Este primer aspecto de vuestra vida es la vida interior, la oración. En el silencio, en la escucha de la Palabra, en la memoria evangélica de cada día, de nuestra historia, aparece esta pregunta: ¿Para quién soy yo? Esta pregunta está en el origen de la vocación de cada uno de nosotros, porque con la primera llamada descubrimos la sorpresa de no ser para nosotros mismos, sino de ser para el Padre, que en su Hijo ha venido a llamarnos y, en el Hijo, de ser para los demás. Lo hemos escuchado en el evangelio. Jesús es llevado al Templo por sus padres para ser consagrado a Dios, para ser entregado a Aquel que era su origen más profundo. Pero esta entrega está indisolublemente unida a la entrega a los hombres. Cuando el anciano Simeón coge a Jesús en brazos, anuncia su destino: luz para alumbrar a las naciones y gloria de su pueblo Israel. Así sucede con cada uno de vosotros. La vida consagrada, vuestra vida, entregada totalmente a Dios, es luz para las naciones, es Gloria de vuestro pueblo, la Iglesia. Es bonito pensar que, por vuestra consagración, sois luz para toda la sociedad y gloria de la Iglesia. Tal vez esto no lo reconocemos siempre, pero es así.

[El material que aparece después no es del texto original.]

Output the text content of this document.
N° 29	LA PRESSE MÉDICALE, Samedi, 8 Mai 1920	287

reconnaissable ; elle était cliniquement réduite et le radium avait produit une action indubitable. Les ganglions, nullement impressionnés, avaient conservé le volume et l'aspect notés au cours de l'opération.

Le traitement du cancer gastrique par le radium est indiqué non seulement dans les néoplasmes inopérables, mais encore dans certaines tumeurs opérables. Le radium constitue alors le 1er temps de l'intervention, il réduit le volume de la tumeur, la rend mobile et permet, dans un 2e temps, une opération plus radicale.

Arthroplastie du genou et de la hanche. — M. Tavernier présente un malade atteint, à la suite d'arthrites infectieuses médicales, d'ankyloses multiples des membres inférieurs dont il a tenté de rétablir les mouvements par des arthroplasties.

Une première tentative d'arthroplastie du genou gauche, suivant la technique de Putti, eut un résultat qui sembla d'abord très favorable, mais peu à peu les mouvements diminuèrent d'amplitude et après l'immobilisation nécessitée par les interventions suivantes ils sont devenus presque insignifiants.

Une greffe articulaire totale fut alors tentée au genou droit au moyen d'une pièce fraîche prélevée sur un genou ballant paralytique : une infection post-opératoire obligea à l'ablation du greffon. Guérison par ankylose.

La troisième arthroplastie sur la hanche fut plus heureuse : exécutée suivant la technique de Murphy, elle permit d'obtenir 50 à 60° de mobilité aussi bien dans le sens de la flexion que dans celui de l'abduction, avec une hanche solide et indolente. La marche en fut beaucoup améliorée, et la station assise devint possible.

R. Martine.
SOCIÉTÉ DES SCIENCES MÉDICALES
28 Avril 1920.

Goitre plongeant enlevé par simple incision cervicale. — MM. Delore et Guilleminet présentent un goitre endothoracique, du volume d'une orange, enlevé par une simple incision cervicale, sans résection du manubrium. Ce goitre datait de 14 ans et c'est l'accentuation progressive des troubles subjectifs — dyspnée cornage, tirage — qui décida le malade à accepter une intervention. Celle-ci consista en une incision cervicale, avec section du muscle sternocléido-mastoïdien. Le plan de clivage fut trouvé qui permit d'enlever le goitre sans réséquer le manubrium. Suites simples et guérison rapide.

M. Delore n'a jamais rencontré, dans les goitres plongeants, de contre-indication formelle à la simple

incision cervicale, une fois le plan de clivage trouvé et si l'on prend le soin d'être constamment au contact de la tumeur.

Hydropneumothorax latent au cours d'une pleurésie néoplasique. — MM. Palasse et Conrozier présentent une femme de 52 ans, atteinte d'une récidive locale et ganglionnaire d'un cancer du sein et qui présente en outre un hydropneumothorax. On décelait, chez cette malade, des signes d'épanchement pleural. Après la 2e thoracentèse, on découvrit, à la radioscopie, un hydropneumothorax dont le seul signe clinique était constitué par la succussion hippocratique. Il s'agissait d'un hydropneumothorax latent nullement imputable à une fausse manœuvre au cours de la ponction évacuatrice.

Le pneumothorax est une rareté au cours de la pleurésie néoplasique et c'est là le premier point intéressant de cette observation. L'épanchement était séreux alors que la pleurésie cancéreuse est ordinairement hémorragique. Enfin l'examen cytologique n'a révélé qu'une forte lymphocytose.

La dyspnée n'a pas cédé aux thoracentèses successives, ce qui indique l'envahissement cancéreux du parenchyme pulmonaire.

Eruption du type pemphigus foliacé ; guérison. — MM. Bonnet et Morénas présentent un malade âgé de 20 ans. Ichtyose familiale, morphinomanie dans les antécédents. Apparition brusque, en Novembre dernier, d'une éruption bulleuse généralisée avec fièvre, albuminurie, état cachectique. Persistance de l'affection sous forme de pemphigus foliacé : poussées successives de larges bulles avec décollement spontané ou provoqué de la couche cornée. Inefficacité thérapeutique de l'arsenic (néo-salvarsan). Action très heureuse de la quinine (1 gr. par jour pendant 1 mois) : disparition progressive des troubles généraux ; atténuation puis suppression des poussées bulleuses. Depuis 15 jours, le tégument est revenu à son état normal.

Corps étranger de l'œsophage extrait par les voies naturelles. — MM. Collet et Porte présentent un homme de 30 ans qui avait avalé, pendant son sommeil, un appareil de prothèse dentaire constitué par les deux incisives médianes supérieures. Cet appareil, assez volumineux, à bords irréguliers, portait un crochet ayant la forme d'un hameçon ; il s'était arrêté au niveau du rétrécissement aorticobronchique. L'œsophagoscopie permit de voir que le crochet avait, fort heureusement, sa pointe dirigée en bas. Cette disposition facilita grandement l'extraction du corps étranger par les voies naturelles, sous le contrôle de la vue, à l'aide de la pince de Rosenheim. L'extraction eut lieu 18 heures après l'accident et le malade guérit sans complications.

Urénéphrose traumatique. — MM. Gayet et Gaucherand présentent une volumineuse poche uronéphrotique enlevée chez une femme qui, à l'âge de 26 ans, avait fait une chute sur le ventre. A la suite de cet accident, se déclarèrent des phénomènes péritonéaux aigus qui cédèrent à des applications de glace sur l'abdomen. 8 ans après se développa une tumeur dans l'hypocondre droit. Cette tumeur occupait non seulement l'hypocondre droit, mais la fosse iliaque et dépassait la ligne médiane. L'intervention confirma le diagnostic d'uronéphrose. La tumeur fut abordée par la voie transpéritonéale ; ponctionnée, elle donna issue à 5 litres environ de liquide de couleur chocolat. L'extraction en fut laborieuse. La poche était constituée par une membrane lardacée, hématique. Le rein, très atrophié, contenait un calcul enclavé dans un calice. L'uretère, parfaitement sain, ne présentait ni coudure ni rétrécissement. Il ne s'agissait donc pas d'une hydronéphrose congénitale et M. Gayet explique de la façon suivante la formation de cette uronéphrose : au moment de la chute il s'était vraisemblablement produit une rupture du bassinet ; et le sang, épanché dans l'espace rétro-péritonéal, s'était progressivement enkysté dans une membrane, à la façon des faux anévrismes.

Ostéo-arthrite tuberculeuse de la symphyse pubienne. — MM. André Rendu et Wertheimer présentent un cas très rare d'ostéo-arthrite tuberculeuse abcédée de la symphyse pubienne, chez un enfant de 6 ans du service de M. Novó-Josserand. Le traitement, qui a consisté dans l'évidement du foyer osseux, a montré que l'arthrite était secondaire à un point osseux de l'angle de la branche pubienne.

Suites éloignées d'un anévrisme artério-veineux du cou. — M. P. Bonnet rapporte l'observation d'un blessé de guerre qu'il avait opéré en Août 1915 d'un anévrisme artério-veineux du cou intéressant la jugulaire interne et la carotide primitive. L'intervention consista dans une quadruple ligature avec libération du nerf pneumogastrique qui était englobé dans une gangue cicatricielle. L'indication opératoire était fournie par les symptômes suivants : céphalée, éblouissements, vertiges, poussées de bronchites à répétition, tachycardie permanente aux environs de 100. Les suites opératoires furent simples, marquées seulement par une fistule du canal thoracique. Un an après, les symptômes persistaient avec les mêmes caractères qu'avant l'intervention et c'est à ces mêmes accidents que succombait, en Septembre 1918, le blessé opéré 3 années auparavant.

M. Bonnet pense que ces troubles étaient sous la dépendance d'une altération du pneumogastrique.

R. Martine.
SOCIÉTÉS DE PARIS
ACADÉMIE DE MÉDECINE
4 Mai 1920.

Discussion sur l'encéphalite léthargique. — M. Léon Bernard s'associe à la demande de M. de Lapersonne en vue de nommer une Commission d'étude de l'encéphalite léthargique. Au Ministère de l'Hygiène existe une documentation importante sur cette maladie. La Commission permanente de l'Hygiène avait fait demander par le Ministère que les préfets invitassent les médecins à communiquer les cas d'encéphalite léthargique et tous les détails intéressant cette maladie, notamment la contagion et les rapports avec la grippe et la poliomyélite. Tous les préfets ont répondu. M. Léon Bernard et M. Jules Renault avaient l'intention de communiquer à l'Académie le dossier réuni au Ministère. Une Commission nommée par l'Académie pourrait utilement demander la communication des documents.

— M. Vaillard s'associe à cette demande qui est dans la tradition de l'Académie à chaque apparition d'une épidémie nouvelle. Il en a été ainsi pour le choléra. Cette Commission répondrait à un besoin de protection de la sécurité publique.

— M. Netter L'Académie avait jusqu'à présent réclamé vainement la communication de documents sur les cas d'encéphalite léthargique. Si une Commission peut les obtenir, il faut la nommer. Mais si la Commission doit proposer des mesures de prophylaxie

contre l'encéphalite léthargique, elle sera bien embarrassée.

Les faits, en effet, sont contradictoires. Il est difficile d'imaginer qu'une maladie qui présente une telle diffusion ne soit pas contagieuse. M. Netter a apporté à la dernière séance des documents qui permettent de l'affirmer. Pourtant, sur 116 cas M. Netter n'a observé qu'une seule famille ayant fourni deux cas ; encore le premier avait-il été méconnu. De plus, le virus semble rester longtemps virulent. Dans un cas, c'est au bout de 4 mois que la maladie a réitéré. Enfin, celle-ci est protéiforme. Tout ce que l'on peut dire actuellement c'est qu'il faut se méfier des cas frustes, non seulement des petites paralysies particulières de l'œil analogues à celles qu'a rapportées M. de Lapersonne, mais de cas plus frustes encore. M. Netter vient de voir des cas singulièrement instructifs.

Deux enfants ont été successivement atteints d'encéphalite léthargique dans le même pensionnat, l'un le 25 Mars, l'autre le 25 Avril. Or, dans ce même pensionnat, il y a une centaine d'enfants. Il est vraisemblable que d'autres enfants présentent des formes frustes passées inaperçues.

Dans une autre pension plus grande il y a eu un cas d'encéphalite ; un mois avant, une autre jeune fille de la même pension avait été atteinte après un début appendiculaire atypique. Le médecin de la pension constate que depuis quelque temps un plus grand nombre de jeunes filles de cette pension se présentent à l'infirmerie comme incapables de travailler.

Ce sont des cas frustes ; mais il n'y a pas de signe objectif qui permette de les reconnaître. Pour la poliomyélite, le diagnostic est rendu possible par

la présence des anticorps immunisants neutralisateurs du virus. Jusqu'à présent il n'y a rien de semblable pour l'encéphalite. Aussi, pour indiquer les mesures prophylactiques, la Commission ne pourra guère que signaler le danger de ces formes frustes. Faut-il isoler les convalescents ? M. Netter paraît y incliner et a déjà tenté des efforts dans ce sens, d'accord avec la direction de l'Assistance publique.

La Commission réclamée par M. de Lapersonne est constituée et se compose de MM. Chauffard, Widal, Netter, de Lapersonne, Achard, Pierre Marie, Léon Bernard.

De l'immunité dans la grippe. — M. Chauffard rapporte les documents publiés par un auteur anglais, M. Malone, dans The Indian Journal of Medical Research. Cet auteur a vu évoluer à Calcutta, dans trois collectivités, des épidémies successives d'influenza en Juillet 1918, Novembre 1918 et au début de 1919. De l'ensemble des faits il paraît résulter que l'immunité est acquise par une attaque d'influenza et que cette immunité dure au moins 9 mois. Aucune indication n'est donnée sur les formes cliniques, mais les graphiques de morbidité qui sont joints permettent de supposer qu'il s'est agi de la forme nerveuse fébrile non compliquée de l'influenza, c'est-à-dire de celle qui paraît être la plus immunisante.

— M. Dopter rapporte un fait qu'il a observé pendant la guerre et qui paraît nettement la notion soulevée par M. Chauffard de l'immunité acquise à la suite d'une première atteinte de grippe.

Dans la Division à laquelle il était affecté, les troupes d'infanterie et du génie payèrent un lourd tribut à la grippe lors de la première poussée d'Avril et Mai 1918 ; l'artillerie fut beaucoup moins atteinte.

Así, al vivir con un corazón indiviso en el Señor, a través de la forma de vida que consiste en vivir con radicalidad los consejos evangélicos que habéis profesado, vuestra propia vida se convierte en una provocación. Por eso vuestra vida es una pregunta hacia los hombres y mujeres, niños y jóvenes con los que os encontráis diariamente: Y tú, ¿para quién eres? El lema puede entenderse como una pregunta hacia vosotros, pero también puede entenderse como una pregunta que nace de vosotros. Al veros la gente ha de escuchar esta pregunta. Es el sentido escatológico de vuestra vida, que apunta al final de la existencia. Un final no sólo temporal, sino existencial. Vuestra vida entregada en la contemplación, en la escucha de la Palabra, en la acogida con un corazón libre y obediente de la voluntad de Dios, en la caridad hacia los que quedan en los extremos, es capaz por sí misma de generar una cultura vocacional; es bueno que seáis conscientes de esto, para no esconder o camuflar el escándalo que representáis; el mismo escándalo del Hijo de Dios que quiso participar de nuestra carne y sangre.
Os animo a vivir abiertos a esta pregunta. Corremos el riesgo de que el individualismo también penetre en nuestras comunidades consagradas. Precisamente en la fragilidad de una comunión de personas que no habéis elegido, sino que os han sido dadas, mostráis la belleza de la mutua entrega en la paciencia, la amabilidad y el cuidado mutuo.
Dentro de un par de semanas también celebraremos una jornada diocesana vocacional que pretende ser un eco de aquel congreso. El lema será: ¿Tú qué respondes? Podríais decir que vosotros ya habéis respondido, pero tenemos que reconocer que esta respuesta ha de ser renovada, revitalizada cada día, en la frescura del amor que nace del Corazón de Cristo. Dentro de un momento la renovaréis todos juntos ante mí. Espero contar con la presencia de todos los que podáis participar en este encuentro y que juntos, obispo, sacerdotes, consagradas, consagrados, familias y laicos, ayudemos a cultivar una cultura vocacional en nuestra diócesis. No porque “necesitemos” vocaciones consagradas y sacerdotales, sino porque es lo que corresponde al deseo profundo que late en el corazón de cada persona.